The Saratogian (Saratoga, NY)

Wednesday, Dec. 19, 1917

- — Kevin Gilbert

Saratoga Springs’s political and business leaders are urgently lobbying the federal government to make it possible for local draftees to come home for Christmas from their training facility in Ayer MA.

Soldiers in the 303rd U.S. Infantry regiment are outraged by a federal War Department order last night that drasticall­y reduced the number of men eligible for holiday furloughs next week from 80% of regimental strength to only 5%. The new directive, adopted to prevent railroad congestion, means that no more than fourteen men from Saratoga County will be allowed to go home, presuming that they can secure transporta­tion.

The local troops, who expect to see combat duty in Europe next year, protest the decision in a telegram sent to The Saratogian and Saratoga Springs mayor Walter P. Butler under the signature, “THE BOYS FROM HOME.”

“Can you not use your influence to increase the number of men who can go?” the telegram asks, “This will undoubtedl­y be the last time we will have an opportunit­y of visiting our homes. Some of us will never see them again.”

After receiving the telegram, Mayor Butler contacts Mayor Cornelius F. Burns of Troy, the president of the New York Conference of Mayors. Burns tells him that he has spoken personally with Secretary of War Newton D. Baker, but that Baker only told him what he’s told the general public. The secretary “feared the congestion caused on the various railroads by the transporta­tion of large numbers of men at this time would greatly interfere with other important war work.”

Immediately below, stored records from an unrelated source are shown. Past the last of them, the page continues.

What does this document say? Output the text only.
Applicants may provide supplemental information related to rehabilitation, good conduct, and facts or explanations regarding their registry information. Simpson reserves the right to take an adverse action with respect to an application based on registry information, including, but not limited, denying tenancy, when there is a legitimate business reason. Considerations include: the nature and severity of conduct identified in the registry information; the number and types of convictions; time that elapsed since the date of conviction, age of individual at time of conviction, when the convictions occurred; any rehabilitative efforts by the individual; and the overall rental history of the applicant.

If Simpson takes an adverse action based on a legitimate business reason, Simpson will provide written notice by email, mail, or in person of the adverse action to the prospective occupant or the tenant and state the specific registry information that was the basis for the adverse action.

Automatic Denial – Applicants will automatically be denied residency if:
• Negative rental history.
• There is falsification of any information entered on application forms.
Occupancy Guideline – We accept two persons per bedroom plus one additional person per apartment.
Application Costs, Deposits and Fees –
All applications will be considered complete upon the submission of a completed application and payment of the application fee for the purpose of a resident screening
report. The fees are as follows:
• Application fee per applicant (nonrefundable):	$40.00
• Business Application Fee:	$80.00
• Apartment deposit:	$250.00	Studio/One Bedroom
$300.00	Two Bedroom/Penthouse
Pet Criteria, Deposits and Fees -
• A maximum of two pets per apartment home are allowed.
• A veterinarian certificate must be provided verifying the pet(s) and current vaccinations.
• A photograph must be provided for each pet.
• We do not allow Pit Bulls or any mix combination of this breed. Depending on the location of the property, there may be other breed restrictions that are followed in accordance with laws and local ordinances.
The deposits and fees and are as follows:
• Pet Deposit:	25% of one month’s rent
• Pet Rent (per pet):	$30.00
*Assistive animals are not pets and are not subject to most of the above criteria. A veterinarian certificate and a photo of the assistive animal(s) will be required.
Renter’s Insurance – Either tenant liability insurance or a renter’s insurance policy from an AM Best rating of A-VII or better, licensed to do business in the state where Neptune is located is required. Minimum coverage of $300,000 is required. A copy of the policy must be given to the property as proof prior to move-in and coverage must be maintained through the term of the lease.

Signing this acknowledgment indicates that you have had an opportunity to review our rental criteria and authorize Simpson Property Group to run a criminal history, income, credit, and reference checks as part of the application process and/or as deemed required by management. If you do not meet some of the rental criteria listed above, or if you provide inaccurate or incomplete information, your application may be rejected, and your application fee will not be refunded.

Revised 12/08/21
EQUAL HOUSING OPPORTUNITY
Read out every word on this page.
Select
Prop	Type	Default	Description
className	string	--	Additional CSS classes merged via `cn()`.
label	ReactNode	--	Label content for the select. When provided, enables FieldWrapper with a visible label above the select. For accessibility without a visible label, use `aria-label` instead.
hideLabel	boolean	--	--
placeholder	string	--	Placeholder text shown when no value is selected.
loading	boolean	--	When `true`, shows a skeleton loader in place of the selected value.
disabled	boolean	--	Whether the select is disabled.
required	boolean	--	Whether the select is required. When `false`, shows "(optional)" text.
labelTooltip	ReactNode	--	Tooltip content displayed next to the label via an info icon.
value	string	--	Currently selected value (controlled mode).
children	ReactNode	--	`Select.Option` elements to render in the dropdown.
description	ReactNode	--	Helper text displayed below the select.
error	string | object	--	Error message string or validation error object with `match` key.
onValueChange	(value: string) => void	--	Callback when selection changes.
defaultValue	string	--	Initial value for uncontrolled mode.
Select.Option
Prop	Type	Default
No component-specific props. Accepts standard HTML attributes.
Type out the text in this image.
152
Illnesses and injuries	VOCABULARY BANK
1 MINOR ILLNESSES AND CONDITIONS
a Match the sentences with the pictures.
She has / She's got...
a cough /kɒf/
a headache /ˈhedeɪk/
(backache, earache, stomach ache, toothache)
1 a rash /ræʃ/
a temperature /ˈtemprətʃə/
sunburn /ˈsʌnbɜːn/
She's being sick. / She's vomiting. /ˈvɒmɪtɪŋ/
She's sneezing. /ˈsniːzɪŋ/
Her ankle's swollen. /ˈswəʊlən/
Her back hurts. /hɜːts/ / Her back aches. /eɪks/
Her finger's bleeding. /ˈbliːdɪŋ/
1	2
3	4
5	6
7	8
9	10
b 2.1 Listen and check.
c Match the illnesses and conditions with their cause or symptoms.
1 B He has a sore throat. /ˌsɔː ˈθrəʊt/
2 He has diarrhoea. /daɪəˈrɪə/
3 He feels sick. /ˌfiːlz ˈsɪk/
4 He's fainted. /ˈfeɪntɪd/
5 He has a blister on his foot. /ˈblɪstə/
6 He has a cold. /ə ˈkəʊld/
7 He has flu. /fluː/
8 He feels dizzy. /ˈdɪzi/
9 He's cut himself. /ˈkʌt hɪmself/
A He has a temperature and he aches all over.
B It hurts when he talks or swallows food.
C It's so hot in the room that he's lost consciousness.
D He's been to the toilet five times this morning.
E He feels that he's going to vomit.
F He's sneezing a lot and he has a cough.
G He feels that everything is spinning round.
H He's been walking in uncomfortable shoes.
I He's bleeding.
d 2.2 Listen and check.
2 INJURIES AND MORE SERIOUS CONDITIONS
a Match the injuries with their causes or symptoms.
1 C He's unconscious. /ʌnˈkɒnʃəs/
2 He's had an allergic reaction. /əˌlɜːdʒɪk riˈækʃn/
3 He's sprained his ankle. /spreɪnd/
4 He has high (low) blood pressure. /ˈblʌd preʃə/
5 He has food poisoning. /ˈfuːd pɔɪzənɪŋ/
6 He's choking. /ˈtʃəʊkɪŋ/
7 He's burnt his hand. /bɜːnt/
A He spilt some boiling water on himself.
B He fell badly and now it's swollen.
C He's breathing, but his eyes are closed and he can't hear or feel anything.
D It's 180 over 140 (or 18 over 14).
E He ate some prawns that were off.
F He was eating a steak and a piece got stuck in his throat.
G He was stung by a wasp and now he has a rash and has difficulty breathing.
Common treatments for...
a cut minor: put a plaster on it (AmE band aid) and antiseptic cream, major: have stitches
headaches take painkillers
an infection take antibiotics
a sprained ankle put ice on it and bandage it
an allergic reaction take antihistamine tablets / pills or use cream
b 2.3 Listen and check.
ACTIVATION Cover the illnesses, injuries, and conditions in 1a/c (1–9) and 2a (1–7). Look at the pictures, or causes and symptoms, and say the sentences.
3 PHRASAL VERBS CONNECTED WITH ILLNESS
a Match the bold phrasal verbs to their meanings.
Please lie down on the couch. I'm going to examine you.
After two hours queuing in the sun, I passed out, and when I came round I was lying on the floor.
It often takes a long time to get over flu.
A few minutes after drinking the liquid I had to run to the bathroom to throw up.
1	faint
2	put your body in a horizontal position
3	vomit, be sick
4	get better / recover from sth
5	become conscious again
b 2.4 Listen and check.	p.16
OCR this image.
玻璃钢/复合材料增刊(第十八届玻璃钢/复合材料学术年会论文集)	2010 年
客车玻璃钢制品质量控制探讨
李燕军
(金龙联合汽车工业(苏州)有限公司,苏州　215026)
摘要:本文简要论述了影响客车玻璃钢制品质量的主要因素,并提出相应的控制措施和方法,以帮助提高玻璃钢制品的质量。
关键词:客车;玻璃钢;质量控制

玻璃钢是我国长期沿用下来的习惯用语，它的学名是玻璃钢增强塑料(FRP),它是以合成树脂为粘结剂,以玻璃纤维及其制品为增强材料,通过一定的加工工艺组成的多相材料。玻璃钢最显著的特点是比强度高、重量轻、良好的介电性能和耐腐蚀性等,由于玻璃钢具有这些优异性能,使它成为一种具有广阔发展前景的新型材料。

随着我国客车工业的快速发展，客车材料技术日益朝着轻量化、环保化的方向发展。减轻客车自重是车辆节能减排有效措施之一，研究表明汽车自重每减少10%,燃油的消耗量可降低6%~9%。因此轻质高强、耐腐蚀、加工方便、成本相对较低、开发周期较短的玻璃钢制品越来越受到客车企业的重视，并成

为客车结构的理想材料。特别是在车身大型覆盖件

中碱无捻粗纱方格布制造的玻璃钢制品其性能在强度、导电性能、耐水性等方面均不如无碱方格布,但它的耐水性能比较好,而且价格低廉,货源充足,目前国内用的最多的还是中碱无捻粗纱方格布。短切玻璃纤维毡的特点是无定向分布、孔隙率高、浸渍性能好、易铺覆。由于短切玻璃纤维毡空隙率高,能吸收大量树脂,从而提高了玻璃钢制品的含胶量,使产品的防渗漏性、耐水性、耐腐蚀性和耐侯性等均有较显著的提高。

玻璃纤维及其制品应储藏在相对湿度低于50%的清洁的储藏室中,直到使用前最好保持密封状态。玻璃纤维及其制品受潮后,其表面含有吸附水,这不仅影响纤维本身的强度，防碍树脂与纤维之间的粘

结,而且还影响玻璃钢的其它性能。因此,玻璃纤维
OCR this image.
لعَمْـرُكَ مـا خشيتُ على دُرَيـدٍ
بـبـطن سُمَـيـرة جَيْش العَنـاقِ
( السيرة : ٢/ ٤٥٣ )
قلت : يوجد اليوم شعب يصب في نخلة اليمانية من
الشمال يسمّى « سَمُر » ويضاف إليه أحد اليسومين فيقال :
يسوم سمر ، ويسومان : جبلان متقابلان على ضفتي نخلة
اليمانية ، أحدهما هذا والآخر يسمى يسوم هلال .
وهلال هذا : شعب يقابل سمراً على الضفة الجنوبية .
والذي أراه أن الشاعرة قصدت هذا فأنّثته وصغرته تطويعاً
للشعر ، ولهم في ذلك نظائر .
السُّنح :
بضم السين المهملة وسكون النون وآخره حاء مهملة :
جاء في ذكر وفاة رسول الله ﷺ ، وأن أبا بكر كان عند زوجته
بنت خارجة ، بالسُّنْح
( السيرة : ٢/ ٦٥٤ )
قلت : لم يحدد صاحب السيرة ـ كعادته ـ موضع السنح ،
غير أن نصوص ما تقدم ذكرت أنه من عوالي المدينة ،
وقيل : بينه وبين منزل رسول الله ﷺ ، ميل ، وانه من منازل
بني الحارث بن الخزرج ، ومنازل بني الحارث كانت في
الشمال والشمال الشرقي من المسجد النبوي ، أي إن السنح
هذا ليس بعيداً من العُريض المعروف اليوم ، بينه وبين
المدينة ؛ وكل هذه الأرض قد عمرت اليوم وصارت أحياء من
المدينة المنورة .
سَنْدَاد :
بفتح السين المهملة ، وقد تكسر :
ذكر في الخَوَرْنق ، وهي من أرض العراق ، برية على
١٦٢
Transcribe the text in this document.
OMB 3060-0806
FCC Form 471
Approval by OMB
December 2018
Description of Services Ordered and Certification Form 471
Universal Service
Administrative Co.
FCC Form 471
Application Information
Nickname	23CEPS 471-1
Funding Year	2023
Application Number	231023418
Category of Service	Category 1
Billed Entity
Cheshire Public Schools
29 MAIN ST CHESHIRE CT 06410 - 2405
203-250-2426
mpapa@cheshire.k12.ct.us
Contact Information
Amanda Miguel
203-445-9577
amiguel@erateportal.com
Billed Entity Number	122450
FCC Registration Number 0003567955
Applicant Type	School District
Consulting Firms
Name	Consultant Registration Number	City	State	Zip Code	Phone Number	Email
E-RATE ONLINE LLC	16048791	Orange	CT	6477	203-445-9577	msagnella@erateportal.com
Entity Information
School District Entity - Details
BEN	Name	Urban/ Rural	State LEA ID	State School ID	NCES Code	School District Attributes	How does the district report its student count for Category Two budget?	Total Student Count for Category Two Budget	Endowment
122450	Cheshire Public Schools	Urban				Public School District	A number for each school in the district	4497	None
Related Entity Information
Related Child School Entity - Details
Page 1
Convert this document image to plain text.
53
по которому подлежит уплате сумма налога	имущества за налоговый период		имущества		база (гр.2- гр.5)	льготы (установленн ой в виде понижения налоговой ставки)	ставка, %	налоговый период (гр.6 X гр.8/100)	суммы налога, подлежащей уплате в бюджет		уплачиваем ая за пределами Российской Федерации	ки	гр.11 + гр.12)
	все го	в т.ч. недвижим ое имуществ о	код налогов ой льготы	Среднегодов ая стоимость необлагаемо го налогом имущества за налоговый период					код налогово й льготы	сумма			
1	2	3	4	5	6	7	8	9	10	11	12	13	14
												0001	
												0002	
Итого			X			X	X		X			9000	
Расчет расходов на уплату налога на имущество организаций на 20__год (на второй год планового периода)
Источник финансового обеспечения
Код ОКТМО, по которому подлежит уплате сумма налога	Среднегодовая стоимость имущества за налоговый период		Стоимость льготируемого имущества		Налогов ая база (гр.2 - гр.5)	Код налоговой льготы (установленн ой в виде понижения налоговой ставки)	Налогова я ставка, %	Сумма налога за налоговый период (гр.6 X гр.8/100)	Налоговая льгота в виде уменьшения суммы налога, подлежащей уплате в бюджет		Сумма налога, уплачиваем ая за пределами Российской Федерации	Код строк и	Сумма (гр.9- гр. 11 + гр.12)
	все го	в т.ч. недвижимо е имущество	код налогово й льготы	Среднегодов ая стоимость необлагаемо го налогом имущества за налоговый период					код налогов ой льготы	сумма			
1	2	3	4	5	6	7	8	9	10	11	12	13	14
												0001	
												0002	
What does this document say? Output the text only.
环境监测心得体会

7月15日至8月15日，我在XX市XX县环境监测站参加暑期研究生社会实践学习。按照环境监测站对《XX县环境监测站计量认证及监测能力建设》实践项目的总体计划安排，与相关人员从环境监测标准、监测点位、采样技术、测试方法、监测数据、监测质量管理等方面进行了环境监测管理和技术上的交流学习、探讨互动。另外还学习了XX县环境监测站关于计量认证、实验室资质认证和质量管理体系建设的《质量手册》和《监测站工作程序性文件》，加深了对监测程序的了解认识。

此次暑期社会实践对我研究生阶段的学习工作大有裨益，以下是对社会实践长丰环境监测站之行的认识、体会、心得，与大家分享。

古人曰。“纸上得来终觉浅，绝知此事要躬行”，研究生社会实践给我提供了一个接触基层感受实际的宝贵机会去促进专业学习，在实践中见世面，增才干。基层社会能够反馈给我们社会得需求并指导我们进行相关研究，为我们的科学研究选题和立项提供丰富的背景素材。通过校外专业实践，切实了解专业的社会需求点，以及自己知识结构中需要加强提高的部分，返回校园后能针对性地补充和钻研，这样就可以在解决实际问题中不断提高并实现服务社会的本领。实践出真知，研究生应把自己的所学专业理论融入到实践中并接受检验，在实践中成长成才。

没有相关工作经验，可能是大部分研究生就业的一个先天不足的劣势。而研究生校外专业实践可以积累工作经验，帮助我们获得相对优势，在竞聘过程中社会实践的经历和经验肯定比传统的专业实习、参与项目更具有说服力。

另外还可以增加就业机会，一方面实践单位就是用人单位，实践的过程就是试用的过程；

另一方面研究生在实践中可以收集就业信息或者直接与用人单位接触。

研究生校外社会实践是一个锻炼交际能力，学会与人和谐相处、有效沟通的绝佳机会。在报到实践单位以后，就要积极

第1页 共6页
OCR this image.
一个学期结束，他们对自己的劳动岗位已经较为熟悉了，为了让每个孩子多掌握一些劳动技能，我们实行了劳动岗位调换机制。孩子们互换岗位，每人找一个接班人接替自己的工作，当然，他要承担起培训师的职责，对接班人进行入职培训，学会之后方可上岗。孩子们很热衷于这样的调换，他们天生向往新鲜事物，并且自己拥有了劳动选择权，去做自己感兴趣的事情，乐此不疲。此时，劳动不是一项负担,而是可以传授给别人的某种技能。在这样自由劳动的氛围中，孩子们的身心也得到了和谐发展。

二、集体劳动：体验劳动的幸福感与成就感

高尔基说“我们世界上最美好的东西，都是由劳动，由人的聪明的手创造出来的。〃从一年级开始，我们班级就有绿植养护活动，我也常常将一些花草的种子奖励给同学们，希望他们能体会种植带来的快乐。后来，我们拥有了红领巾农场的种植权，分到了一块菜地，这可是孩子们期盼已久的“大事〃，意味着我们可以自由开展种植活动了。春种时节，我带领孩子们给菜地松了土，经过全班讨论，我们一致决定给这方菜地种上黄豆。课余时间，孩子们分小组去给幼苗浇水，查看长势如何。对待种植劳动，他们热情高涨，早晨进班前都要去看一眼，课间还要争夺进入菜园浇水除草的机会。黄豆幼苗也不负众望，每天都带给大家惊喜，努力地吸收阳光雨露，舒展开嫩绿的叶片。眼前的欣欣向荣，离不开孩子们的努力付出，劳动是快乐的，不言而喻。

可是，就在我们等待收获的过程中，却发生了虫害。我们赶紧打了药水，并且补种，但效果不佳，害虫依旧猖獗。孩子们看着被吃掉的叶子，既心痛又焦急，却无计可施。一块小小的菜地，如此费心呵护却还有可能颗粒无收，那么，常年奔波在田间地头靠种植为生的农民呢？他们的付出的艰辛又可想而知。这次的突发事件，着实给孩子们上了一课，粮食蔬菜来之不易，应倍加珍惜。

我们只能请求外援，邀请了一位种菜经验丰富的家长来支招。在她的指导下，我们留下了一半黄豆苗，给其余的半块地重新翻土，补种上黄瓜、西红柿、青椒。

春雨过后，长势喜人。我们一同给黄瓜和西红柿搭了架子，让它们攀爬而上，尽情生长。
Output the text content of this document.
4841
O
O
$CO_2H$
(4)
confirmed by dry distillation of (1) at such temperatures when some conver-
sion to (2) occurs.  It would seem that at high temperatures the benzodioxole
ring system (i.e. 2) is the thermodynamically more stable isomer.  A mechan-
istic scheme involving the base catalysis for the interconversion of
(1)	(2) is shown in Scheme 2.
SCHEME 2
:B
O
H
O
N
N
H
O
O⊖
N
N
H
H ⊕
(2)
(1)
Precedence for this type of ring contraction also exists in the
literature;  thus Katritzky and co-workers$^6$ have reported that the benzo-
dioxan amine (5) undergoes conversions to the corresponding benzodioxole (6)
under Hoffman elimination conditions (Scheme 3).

Meanwhile, Business Men’s Associatio­n president Thomas Kneil sends telegrams to Saratoga County’s representa­tives in Congress, asking “Can you do anything with Secretary Baker in this matter?”

An Ayer correspond­ent reports that “Gloom overcasts all barracks today. The majority of the boys had, in advance, made plan for the four days’ leave which was promised and all these plans have been knocked into a cocked hat.”

In assigning the precious handful of furloughs available, officers will give priority to “the boys who have not pestered them with requests for week-end leaves” to date. “There are some boys in camp who have not been outside the jurisdicti­on of the officers since coming here and in some instances this dates as far back as October.”

As for the rest, the reporters have an idea. “Hundreds of boys are in a position to go to their homes by automobile­s. If the auto is pressed into service, relieving the railroad of any strain, the boys fortunate enough to have relatives or friends with machines may be allowed to go home.”